Earnings for the S&P 500 have fallen in recent quarters but have held steady until today. According to Bloomberg, earnings for the first quarter fell about 2.9% year-on-year. Operating profit margin forecasts for the S&P 500 for both 2023 and 2024 have continued to disappoint in recent months, while the S&P 500 has continued to rise.
If we look at the S&P 500 Shiller PE ratio/ CAPE ratio, we see that it is currently heading north again and has crossed 30.05, as profits have fallen slightly while the index has moved higher.
Comparing this with research that has looked at the relationship between CAPE and real returns over the next 15 years in various equity markets, we think investors should be concerned about future returns.

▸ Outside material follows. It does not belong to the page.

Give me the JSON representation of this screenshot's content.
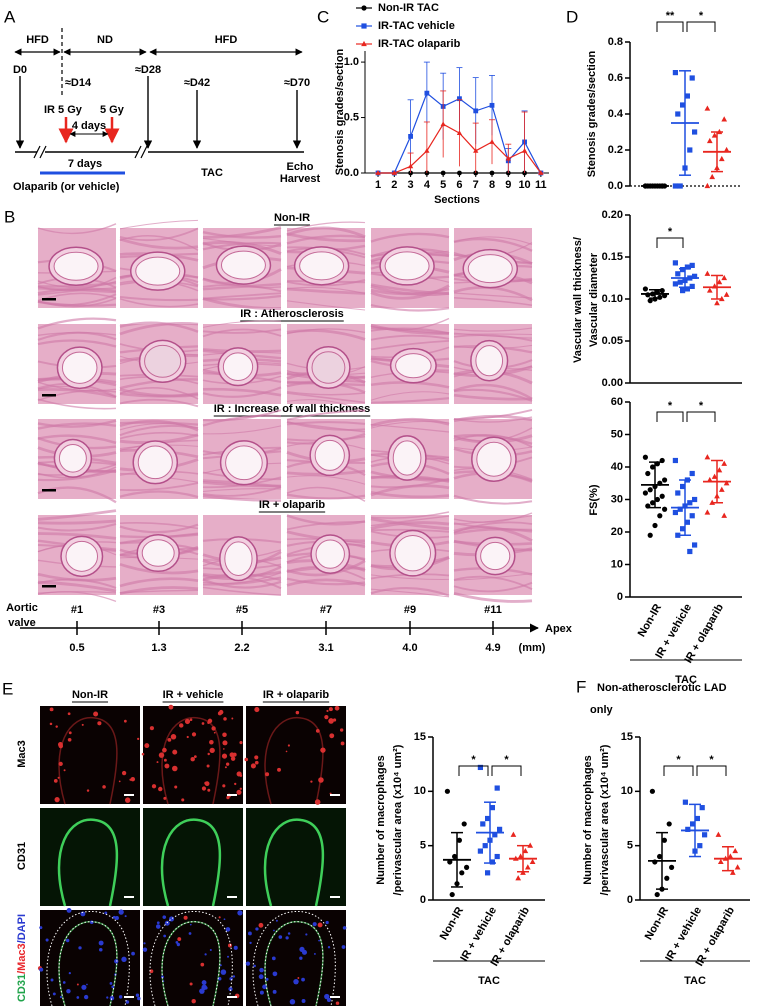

At a CAPE ratio of 30x, which we are currently at, equity markets have historically averaged only 2% real returns over the next 15 years, with extremes of 4% and -2% real returns.
We fully believe that there is a scenario in which the S&P, similar to 2000 and 2007, does not provide investors with real returns for the next 5–10 years.
Even if we look at the regular P/E ratio, which is currently close to 25 based on the 12-month trend, you essentially get a 4% earnings yield. If we set this against the risk-free rate, which is 5.25%, we don’t see why the risk/reward would be in favor of buying the S&P 500.
If growth were near the recent historical average of 2%, you are taking a tremendous risk for a 6% nominal return compared to a 5.25% risk-free rate. This 75 bp premium does not seem nearly enough to us, when the yield curve is inverted, a credit crunch seems imminent and the risk of earnings declines is high. In recent weeks, the 2-year yield has risen along with the S&P 500. We expect one will have to give way.
It might also be worth pointing out that Apple and Microsoft (MSFT) have recently accounted for nearly 15% of the S&P 500 index, with a few other tech giants added, that amounts to 24%. These stocks have recently kept the S&P 500 afloat. And we think they are also richly valued.
The Bottom Line
We think the S&P 500 is currently significantly overextended and that we could be on our way back to the October lows very soon. However, we would be hesitant to go short in the index, given that the market can probably remain irrational for longer than we can remain solvent.
With that said, we would be very inclined to buy both the short-end and long-end of the Treasury curve, as we believe both growth and inflation will be far below target by the end of the year. For example, if our assumptions about earnings deterioration are correct, the index could easily return to the $3510 October 2022 levels at 18x earnings at $195.